3.2 Per le finalità di cui al comma 3.1, si considerano tutti i contratti funzionali alla cessione dell'energia prodotta dall'impianto di produzione, e nei limiti in cui siano riferibili a detta energia; a tal fine, e a mero titolo esemplificativo, rientrano le seguenti tipologie:
— contratti di copertura finanziaria;
— contratti relativi a un singolo impianto di produzione oppure contratti di portafoglio;
— contratti afferenti non necessariamente all'intera energia prodotta, ma anche a una sola parte, ad esempio afferenti solo a determinati periodi di tempo (alcune ore, quali ad esempio quelle di picco, oppure alcune frazioni del periodo dall'1 febbraio 2022 al 31 dicembre 2022, ad esempio uno o più mesi del periodo).

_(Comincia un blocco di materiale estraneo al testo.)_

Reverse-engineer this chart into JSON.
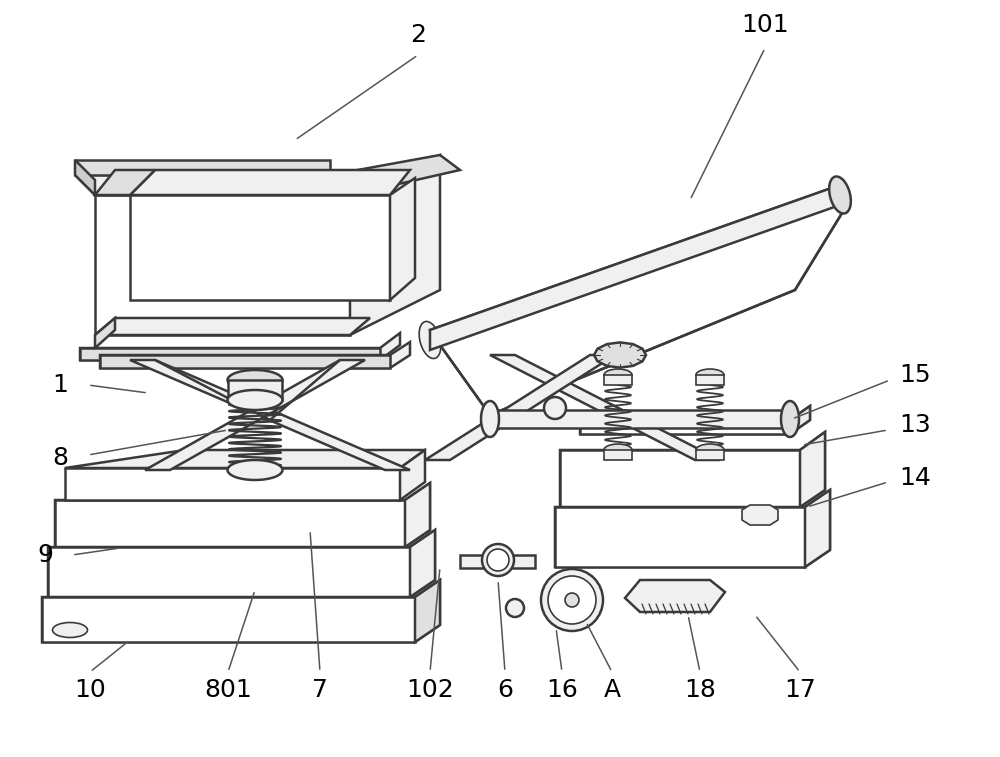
{
  "bg": "#ffffff",
  "lc": "#3a3a3a",
  "lw": 1.8,
  "lw_thin": 1.2,
  "lw_thick": 2.2,
  "fc_white": "#ffffff",
  "fc_light": "#f0f0f0",
  "fc_med": "#e0e0e0",
  "fc_dark": "#cccccc",
  "label_fs": 18,
  "figsize": [
    10.0,
    7.57
  ],
  "dpi": 100
}
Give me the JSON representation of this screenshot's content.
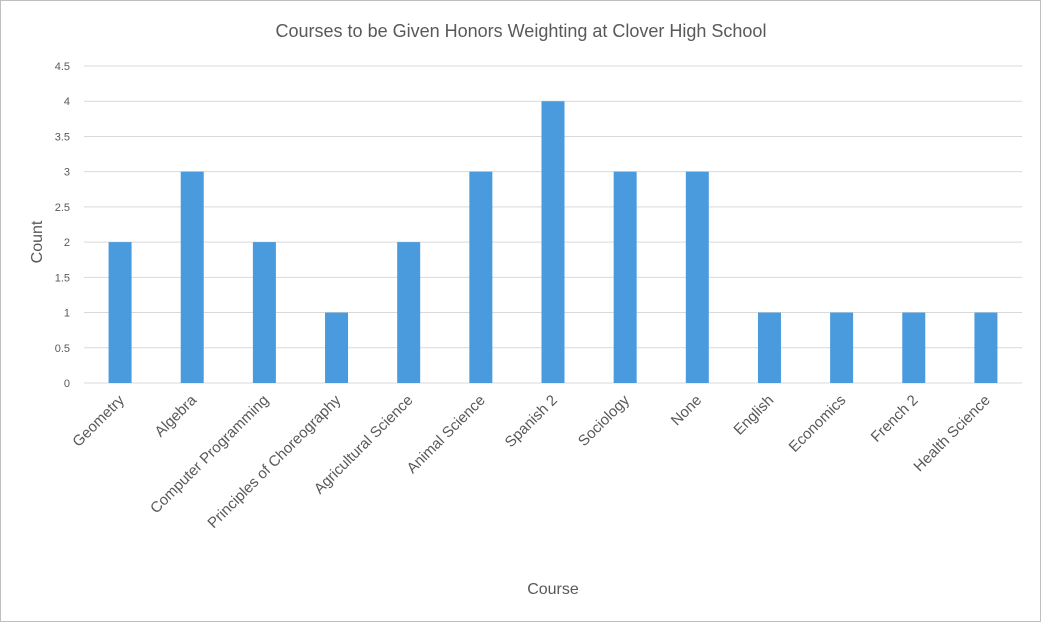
{
  "chart_data": {
    "type": "bar",
    "title": "Courses to be Given Honors Weighting at Clover High School",
    "xlabel": "Course",
    "ylabel": "Count",
    "ylim": [
      0,
      4.5
    ],
    "yticks": [
      "0",
      "0.5",
      "1",
      "1.5",
      "2",
      "2.5",
      "3",
      "3.5",
      "4",
      "4.5"
    ],
    "grid": true,
    "legend": "none",
    "bar_color": "#4a9ade",
    "categories": [
      "Geometry",
      "Algebra",
      "Computer Programming",
      "Principles of Choreography",
      "Agricultural Science",
      "Animal Science",
      "Spanish 2",
      "Sociology",
      "None",
      "English",
      "Economics",
      "French 2",
      "Health Science"
    ],
    "values": [
      2,
      3,
      2,
      1,
      2,
      3,
      4,
      3,
      3,
      1,
      1,
      1,
      1
    ]
  }
}
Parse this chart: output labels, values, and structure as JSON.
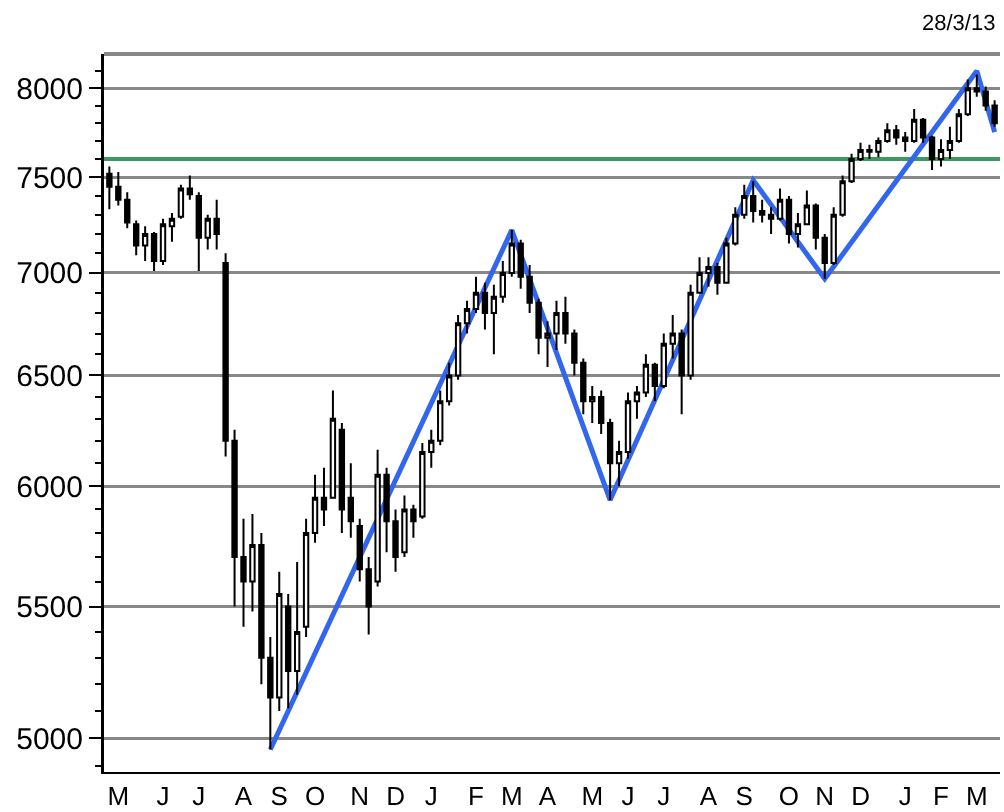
{
  "chart_data": {
    "type": "candlestick",
    "log": true,
    "grid": "y",
    "color": "#000000",
    "annotations": [
      "28/3/13"
    ],
    "categories": [
      null,
      "M",
      null,
      null,
      null,
      null,
      "J",
      null,
      null,
      null,
      "J",
      null,
      null,
      null,
      null,
      "A",
      null,
      null,
      null,
      "S",
      null,
      null,
      null,
      "O",
      null,
      null,
      null,
      null,
      "N",
      null,
      null,
      null,
      "D",
      null,
      null,
      null,
      "J",
      null,
      null,
      null,
      null,
      "F",
      null,
      null,
      null,
      "M",
      null,
      null,
      null,
      "A",
      null,
      null,
      null,
      null,
      "M",
      null,
      null,
      null,
      "J",
      null,
      null,
      null,
      "J",
      null,
      null,
      null,
      null,
      "A",
      null,
      null,
      null,
      "S",
      null,
      null,
      null,
      null,
      "O",
      null,
      null,
      null,
      "N",
      null,
      null,
      null,
      "D",
      null,
      null,
      null,
      null,
      "J",
      null,
      null,
      null,
      "F",
      null,
      null,
      null,
      "M",
      null,
      null
    ],
    "ylim": [
      4880,
      8200
    ],
    "yticks": [
      {
        "value": 4900,
        "label": null
      },
      5000,
      {
        "value": 5100,
        "label": null
      },
      {
        "value": 5200,
        "label": null
      },
      {
        "value": 5300,
        "label": null
      },
      {
        "value": 5400,
        "label": null
      },
      5500,
      {
        "value": 5600,
        "label": null
      },
      {
        "value": 5700,
        "label": null
      },
      {
        "value": 5800,
        "label": null
      },
      {
        "value": 5900,
        "label": null
      },
      6000,
      {
        "value": 6100,
        "label": null
      },
      {
        "value": 6200,
        "label": null
      },
      {
        "value": 6300,
        "label": null
      },
      {
        "value": 6400,
        "label": null
      },
      6500,
      {
        "value": 6600,
        "label": null
      },
      {
        "value": 6700,
        "label": null
      },
      {
        "value": 6800,
        "label": null
      },
      {
        "value": 6900,
        "label": null
      },
      7000,
      {
        "value": 7100,
        "label": null
      },
      {
        "value": 7200,
        "label": null
      },
      {
        "value": 7300,
        "label": null
      },
      {
        "value": 7400,
        "label": null
      },
      7500,
      {
        "value": 7600,
        "label": null
      },
      {
        "value": 7700,
        "label": null
      },
      {
        "value": 7800,
        "label": null
      },
      {
        "value": 7900,
        "label": null
      },
      8000,
      {
        "value": 8100,
        "label": null
      }
    ],
    "ref_lines": [
      {
        "axis": "y",
        "value": 7600,
        "color": "#3b9a5e"
      }
    ],
    "ohlc": [
      [
        7520,
        7560,
        7330,
        7450
      ],
      [
        7450,
        7530,
        7350,
        7380
      ],
      [
        7380,
        7420,
        7230,
        7260
      ],
      [
        7250,
        7270,
        7090,
        7140
      ],
      [
        7140,
        7240,
        7060,
        7200
      ],
      [
        7200,
        7210,
        7010,
        7060
      ],
      [
        7060,
        7280,
        7040,
        7250
      ],
      [
        7240,
        7310,
        7160,
        7280
      ],
      [
        7290,
        7460,
        7280,
        7440
      ],
      [
        7440,
        7510,
        7380,
        7410
      ],
      [
        7400,
        7420,
        7010,
        7180
      ],
      [
        7180,
        7300,
        7120,
        7280
      ],
      [
        7280,
        7380,
        7120,
        7200
      ],
      [
        7050,
        7100,
        6130,
        6200
      ],
      [
        6200,
        6250,
        5500,
        5700
      ],
      [
        5700,
        5860,
        5420,
        5600
      ],
      [
        5600,
        5880,
        5480,
        5750
      ],
      [
        5750,
        5800,
        5200,
        5300
      ],
      [
        5300,
        5380,
        4960,
        5150
      ],
      [
        5150,
        5640,
        5100,
        5550
      ],
      [
        5500,
        5550,
        5110,
        5250
      ],
      [
        5250,
        5680,
        5160,
        5400
      ],
      [
        5420,
        5860,
        5380,
        5800
      ],
      [
        5800,
        6050,
        5760,
        5950
      ],
      [
        5950,
        6080,
        5830,
        5900
      ],
      [
        5950,
        6430,
        5950,
        6300
      ],
      [
        6250,
        6280,
        5800,
        5900
      ],
      [
        5950,
        6100,
        5780,
        5850
      ],
      [
        5830,
        5860,
        5600,
        5650
      ],
      [
        5650,
        5700,
        5390,
        5500
      ],
      [
        5600,
        6160,
        5580,
        6050
      ],
      [
        6050,
        6080,
        5720,
        5850
      ],
      [
        5850,
        5900,
        5640,
        5700
      ],
      [
        5720,
        5960,
        5700,
        5900
      ],
      [
        5900,
        5920,
        5780,
        5850
      ],
      [
        5870,
        6190,
        5860,
        6150
      ],
      [
        6150,
        6250,
        6080,
        6200
      ],
      [
        6200,
        6430,
        6180,
        6380
      ],
      [
        6380,
        6560,
        6360,
        6500
      ],
      [
        6500,
        6790,
        6480,
        6750
      ],
      [
        6750,
        6860,
        6700,
        6820
      ],
      [
        6820,
        6980,
        6800,
        6900
      ],
      [
        6900,
        6950,
        6720,
        6800
      ],
      [
        6800,
        6940,
        6600,
        6880
      ],
      [
        6880,
        7060,
        6850,
        7000
      ],
      [
        7000,
        7220,
        6980,
        7150
      ],
      [
        7150,
        7170,
        6920,
        6980
      ],
      [
        6980,
        7040,
        6800,
        6850
      ],
      [
        6850,
        6870,
        6600,
        6680
      ],
      [
        6680,
        6760,
        6540,
        6700
      ],
      [
        6700,
        6860,
        6620,
        6800
      ],
      [
        6800,
        6880,
        6650,
        6700
      ],
      [
        6700,
        6720,
        6500,
        6560
      ],
      [
        6560,
        6580,
        6320,
        6380
      ],
      [
        6380,
        6450,
        6280,
        6400
      ],
      [
        6400,
        6430,
        6230,
        6280
      ],
      [
        6280,
        6300,
        5940,
        6100
      ],
      [
        6100,
        6200,
        6000,
        6150
      ],
      [
        6150,
        6420,
        6120,
        6380
      ],
      [
        6380,
        6450,
        6300,
        6420
      ],
      [
        6420,
        6600,
        6400,
        6550
      ],
      [
        6550,
        6560,
        6380,
        6450
      ],
      [
        6450,
        6700,
        6440,
        6650
      ],
      [
        6650,
        6790,
        6580,
        6700
      ],
      [
        6700,
        6720,
        6320,
        6500
      ],
      [
        6500,
        6940,
        6480,
        6900
      ],
      [
        6900,
        7080,
        6900,
        7000
      ],
      [
        7000,
        7080,
        6930,
        7030
      ],
      [
        7030,
        7050,
        6890,
        6950
      ],
      [
        6950,
        7180,
        6950,
        7150
      ],
      [
        7150,
        7340,
        7140,
        7300
      ],
      [
        7300,
        7460,
        7280,
        7400
      ],
      [
        7400,
        7480,
        7260,
        7320
      ],
      [
        7320,
        7380,
        7260,
        7300
      ],
      [
        7300,
        7340,
        7200,
        7280
      ],
      [
        7280,
        7440,
        7270,
        7380
      ],
      [
        7380,
        7400,
        7150,
        7200
      ],
      [
        7200,
        7310,
        7130,
        7250
      ],
      [
        7250,
        7430,
        7250,
        7350
      ],
      [
        7350,
        7360,
        7120,
        7180
      ],
      [
        7180,
        7200,
        6970,
        7050
      ],
      [
        7050,
        7340,
        7040,
        7300
      ],
      [
        7300,
        7510,
        7290,
        7480
      ],
      [
        7480,
        7630,
        7470,
        7600
      ],
      [
        7600,
        7690,
        7590,
        7650
      ],
      [
        7650,
        7680,
        7600,
        7640
      ],
      [
        7640,
        7720,
        7610,
        7700
      ],
      [
        7700,
        7800,
        7690,
        7760
      ],
      [
        7760,
        7790,
        7680,
        7720
      ],
      [
        7720,
        7750,
        7640,
        7700
      ],
      [
        7700,
        7880,
        7690,
        7820
      ],
      [
        7820,
        7830,
        7690,
        7720
      ],
      [
        7720,
        7730,
        7540,
        7600
      ],
      [
        7600,
        7710,
        7560,
        7650
      ],
      [
        7650,
        7780,
        7600,
        7700
      ],
      [
        7700,
        7880,
        7690,
        7850
      ],
      [
        7850,
        8050,
        7840,
        8000
      ],
      [
        8000,
        8080,
        7950,
        7980
      ],
      [
        7980,
        8010,
        7870,
        7900
      ],
      [
        7900,
        7930,
        7780,
        7800
      ]
    ],
    "series": [
      {
        "type": "line",
        "color": "#3366ee",
        "values": [
          null,
          null,
          null,
          null,
          null,
          null,
          null,
          null,
          null,
          null,
          null,
          null,
          null,
          null,
          null,
          null,
          null,
          null,
          4960,
          null,
          null,
          null,
          null,
          null,
          null,
          null,
          null,
          null,
          null,
          null,
          null,
          null,
          null,
          null,
          null,
          null,
          null,
          null,
          null,
          null,
          null,
          null,
          null,
          null,
          null,
          7220,
          null,
          null,
          null,
          null,
          null,
          null,
          null,
          null,
          null,
          null,
          5940,
          null,
          null,
          null,
          null,
          null,
          null,
          null,
          null,
          null,
          null,
          null,
          null,
          null,
          null,
          null,
          7485,
          null,
          null,
          null,
          null,
          null,
          null,
          null,
          6970,
          null,
          null,
          null,
          null,
          null,
          null,
          null,
          null,
          null,
          null,
          null,
          null,
          null,
          null,
          null,
          null,
          8100,
          null,
          7750
        ]
      }
    ]
  }
}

3.3 La dichiarazione di cui al comma 3.1 viene redatta ai sensi del Dpr 445/00 e, per ciascun impianto di produzione, attesta, per il periodo dall'1 febbraio 2022 al 31 dicembre 2022 o parte di esso (da specificare):
a) se l'energia elettrica prodotta e immessa in rete dall'impianto in esame è ceduta nell'ambito di uno o più contratti conclusi prima del 27 gennaio 2022, oppure no.
In caso di risposta affermativa a quanto indicato sub a), la medesima dichiarazione deve anche evidenziare, con riferimento al citato periodo temporale:
b) se i prezzi indicati in ciascuno dei contratti sono collegati, e in quale modo, all'andamento dei prezzi dei mercati spot dell'energia;
c) i corrispondenti volumi contrattuali;
d) la descrizione dettagliata delle strutture contrattuali e la formula di calcolo del prezzo medio di cessione dell'energia elettrica definito nei contratti. Allo scopo, la formula di calcolo consente di determinare un prezzo medio di cessione dell'energia elettrica unico per l'insieme dei contratti in cui rientra l'energia immessa dall'impianto di produzione, e per le ore comprese nel periodo 1 febbraio 2022 – 31 dicembre 2022 (o parte di tale periodo qualora la durata dei contratti sia inferiore) coperte dall'insieme dei contratti medesimi. Tale prezzo deve essere determinato in modo da essere il più possibile omogeneo rispetto al prezzo di riferimento e identificativo degli effettivi ricavi derivanti al produttore. Esso, pertanto:
— include la media dei prezzi contrattuali orari ponderata sulle rispettive quantità orarie contrattuali;
— può includere altre componenti che tengano conto, ad esempio, dei corrispettivi per l'assegnazione dei diritti di utilizzo della capacità di trasporto o dell'effetto profilo dell'impianto (che può determinare una differenza tra il prezzo medio dell'energia elettrica prodotta e il prezzo dell'energia elettrica valutato sul profilo del contratto): tali ulteriori componenti devono essere giustificate in funzione della tipologia dei contratti in essere;
— non include i corrispettivi di sbilanciamento, né i costi per l'acquisto dell'energia elettrica destinata ai servizi ausiliari, nè ogni altro corrispettivo non coerente con la richiamata finalità.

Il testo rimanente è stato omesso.